Que palabra más curiosa... morir, me pregunto si la persona que la inventó supo que esta palabra traería terror a las personas.

O tal vez simplemente dijo: Que se jodan. Yo lo hubiera hecho.

Me hubiera divertido ver las caras atónitas de las personas al ver que le habían puesto nombre a lo que más temían; dejar de existir.

Recuerdo que hace unos años, intentando dormir, me quedé viendo el techo de mi habitación y pensé que, algún día, mamá vera mi recamara con nostalgia. No se pondrá a llorar, de eso estoy seguro, me prometió que no lo haría, además, ella es Marie Dubois, no llora ni aunque se pegue el dedo pequeño del pie.

Creo que todos, en algún momento, tenemos miedo a lo que pase después de dejar de respirar, por eso que crean tantas teorías y las personas se protegen en ellas, con la esperanza de que la vida no termine allí o que después irán al cielo.

Nunca me acostumbré al hecho de tener una fecha de caducidad.

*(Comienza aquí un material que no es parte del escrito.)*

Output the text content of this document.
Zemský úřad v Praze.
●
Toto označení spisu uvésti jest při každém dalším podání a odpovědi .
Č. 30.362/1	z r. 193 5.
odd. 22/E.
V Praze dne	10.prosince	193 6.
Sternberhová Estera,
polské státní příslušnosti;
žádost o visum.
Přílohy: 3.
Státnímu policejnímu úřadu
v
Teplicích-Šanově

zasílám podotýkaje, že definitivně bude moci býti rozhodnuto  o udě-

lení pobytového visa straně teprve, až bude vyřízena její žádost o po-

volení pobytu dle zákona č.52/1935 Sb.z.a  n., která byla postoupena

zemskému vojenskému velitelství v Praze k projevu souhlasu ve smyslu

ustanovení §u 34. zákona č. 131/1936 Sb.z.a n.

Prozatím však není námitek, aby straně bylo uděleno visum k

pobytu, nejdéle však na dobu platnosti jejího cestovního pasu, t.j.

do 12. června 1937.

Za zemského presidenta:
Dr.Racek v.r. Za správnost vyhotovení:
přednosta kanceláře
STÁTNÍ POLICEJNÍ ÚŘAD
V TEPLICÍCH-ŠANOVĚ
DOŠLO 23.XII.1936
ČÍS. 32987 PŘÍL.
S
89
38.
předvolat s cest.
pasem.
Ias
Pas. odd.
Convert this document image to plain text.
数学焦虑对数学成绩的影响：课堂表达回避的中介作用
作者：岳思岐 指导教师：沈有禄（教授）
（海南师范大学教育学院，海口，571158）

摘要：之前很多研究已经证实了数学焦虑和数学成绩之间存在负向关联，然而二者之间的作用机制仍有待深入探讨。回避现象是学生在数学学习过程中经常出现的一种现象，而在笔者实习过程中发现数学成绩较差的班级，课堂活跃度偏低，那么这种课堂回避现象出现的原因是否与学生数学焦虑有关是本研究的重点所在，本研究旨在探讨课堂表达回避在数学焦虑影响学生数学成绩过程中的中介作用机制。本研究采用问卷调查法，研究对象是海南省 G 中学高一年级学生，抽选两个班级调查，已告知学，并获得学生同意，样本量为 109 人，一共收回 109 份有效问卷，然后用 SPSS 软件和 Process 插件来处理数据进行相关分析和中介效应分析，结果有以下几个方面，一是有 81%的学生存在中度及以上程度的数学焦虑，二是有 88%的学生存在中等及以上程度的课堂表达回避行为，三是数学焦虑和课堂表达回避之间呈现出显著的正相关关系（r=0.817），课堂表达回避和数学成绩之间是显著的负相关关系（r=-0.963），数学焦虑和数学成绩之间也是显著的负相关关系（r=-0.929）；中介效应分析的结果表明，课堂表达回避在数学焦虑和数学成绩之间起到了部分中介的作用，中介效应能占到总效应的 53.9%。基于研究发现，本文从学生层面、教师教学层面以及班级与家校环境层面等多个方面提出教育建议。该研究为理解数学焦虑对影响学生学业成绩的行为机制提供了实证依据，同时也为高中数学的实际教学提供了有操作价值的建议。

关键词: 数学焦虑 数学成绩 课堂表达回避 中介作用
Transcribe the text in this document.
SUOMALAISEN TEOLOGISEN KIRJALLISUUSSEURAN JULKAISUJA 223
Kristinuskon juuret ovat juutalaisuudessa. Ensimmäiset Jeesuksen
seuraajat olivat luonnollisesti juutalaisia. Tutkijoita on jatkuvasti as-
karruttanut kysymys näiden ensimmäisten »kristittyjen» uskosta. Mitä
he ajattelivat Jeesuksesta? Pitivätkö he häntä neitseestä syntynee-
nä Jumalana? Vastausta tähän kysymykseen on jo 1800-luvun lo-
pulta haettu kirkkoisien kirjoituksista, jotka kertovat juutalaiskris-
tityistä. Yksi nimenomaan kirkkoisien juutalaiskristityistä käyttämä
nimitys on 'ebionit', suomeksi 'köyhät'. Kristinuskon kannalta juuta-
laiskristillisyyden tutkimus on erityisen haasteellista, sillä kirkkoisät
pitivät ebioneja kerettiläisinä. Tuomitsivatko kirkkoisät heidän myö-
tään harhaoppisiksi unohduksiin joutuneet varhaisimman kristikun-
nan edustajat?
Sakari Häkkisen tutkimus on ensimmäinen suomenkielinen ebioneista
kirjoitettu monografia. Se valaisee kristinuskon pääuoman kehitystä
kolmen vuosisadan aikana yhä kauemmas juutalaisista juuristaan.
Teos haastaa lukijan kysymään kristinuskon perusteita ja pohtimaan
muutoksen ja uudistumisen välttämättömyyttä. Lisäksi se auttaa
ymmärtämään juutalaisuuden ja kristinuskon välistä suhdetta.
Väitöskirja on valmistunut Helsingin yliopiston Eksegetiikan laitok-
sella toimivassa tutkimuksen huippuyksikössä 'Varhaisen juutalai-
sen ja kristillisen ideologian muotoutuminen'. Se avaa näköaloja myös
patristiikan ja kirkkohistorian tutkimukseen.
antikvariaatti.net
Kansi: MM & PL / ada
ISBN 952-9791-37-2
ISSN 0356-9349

Al principio, no me la dijeron, después de todo yo iba a los tratamientos y decían que podía seguir así una buena parte de mi vida; pero yo no quería eso.

No quería ir a un hospital cada seis meses para sentir como mi cuerpo luchaba para mantenerse de pie sin vomitar o marearme, con agujas por mis brazos, exámenes, análisis, llanto... abandonos.

Recuerdo llorar la primera vez que alguien me dejó por esto: mi papá.

Ese hijo de su madre (jamás insultaría a mi abuela, que en paz descanse) engañó a mamá y luego, en una palea, gritó a los cuatro vientos que ella le había dado un hijo enfermo.

Un hijo débil, un hijo que no puede jugar al futbol como el resto, un hijo que jamás será querido, un hijo al que no valdrá la pena sacar adelante.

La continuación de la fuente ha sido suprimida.